Throughout many days at the hospital before and after his transplant, Martin added, providers consistently offered “care, consideration, and communication,” both to him and his family members, most importantly his wife. He recalled spending a two-week stint in intensive care, relying on his family to help him get the information he would need to recover.
“Nurses and physicians spoke with them and explained what was going on,” Martin said.
Acts of kindness
Botts remembers gestures from providers she referred to as “terms of endearment”: a gentle tap on her father’s hand and friendly words that helped to pick up his spirits. After her father suffered a fall, a nurse expressed concern to Botts about how her mother was holding up under the stress. It was an important reminder that the emotional toll of injury and illness extends not only to the patient but also to the caregivers.

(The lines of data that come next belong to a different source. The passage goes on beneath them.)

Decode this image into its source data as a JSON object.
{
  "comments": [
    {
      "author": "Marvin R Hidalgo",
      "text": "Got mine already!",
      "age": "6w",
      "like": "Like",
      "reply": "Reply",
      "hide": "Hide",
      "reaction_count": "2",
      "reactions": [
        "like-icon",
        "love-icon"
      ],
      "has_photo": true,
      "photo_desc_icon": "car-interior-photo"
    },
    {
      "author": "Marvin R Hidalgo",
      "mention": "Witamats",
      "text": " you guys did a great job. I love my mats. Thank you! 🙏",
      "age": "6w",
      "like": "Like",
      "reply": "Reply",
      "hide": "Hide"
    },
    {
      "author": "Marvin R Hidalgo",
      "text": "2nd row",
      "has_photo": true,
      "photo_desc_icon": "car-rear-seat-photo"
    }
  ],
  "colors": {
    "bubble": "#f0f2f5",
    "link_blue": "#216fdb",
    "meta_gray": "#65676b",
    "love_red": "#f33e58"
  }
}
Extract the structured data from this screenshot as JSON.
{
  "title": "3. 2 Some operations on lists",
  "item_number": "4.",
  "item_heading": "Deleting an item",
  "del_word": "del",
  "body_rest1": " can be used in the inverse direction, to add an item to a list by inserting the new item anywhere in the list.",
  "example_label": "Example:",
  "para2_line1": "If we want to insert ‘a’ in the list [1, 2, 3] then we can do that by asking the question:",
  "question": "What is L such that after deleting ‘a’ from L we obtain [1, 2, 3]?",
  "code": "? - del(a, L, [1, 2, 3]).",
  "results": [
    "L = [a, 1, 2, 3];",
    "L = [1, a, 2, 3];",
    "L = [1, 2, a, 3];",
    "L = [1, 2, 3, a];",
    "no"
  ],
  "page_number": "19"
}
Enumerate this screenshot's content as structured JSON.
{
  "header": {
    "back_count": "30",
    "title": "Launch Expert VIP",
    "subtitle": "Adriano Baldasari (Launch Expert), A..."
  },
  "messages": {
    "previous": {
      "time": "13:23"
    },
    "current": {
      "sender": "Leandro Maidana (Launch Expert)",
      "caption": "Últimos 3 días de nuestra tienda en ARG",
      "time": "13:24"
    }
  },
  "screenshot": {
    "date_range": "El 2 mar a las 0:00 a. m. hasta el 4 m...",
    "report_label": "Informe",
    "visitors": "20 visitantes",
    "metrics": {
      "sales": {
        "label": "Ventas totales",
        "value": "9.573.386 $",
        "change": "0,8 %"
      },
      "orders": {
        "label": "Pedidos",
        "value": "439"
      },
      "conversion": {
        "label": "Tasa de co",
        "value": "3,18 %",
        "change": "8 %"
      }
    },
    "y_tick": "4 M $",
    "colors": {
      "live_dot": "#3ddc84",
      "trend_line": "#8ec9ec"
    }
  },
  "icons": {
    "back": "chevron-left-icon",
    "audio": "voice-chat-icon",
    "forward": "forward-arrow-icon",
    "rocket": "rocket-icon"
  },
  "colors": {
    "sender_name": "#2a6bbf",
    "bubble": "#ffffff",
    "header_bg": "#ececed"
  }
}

“I wanted to give her a giant bear hug for that,” Botts said. Later in the discussion, she noted her appreciation for the providers who helped her to understand difficult medical conditions and provided an “emotional rock” and “notes that resonated.”
In many cases, Botts added, providers can ease worried minds with efficiency. She appreciated the white boards in hospital rooms that include plans for the day – but especially when tests or scans listed “happened when they said they would.” Similarly, Wong said a quick “I didn’t forget about you” from a nurse or other provider during busy times goes a long way toward calming anxiety.
Providers make a hugely positive impression with patients and family members simply by showing them the name and face on their ID badge, Martin added, because “it starts a conversation” and forms a human connection.
Asked by an audience member to identify things the hospital could improve, the panelists again focused on points that might easily be overlooked but made a powerful impression. Wong, for example, described being awoken from sleep – a commodity hard to come by in the ICU – by the touch of a cold stethoscope.
“It’s a teaching hospital and I know people are eager to get a start on the day,” Wong said. “But not all of us are up for that.”
Botts reminded the audience that patients and family members rely on their providers and are sensitive to the unspoken messages they convey.
“I could tell when someone was overworked and tired or when there were things going on,” Botts said. “People sometimes wear their emotions and it’s felt [by us]. We can read the cues.”
She paused, then offered words that summed up the importance of everyone at the hospital staying in tune with the experiences of patients and family members.
“Anyone and everyone can make a difference,” Botts said. “You never know where a connection is going to come from.”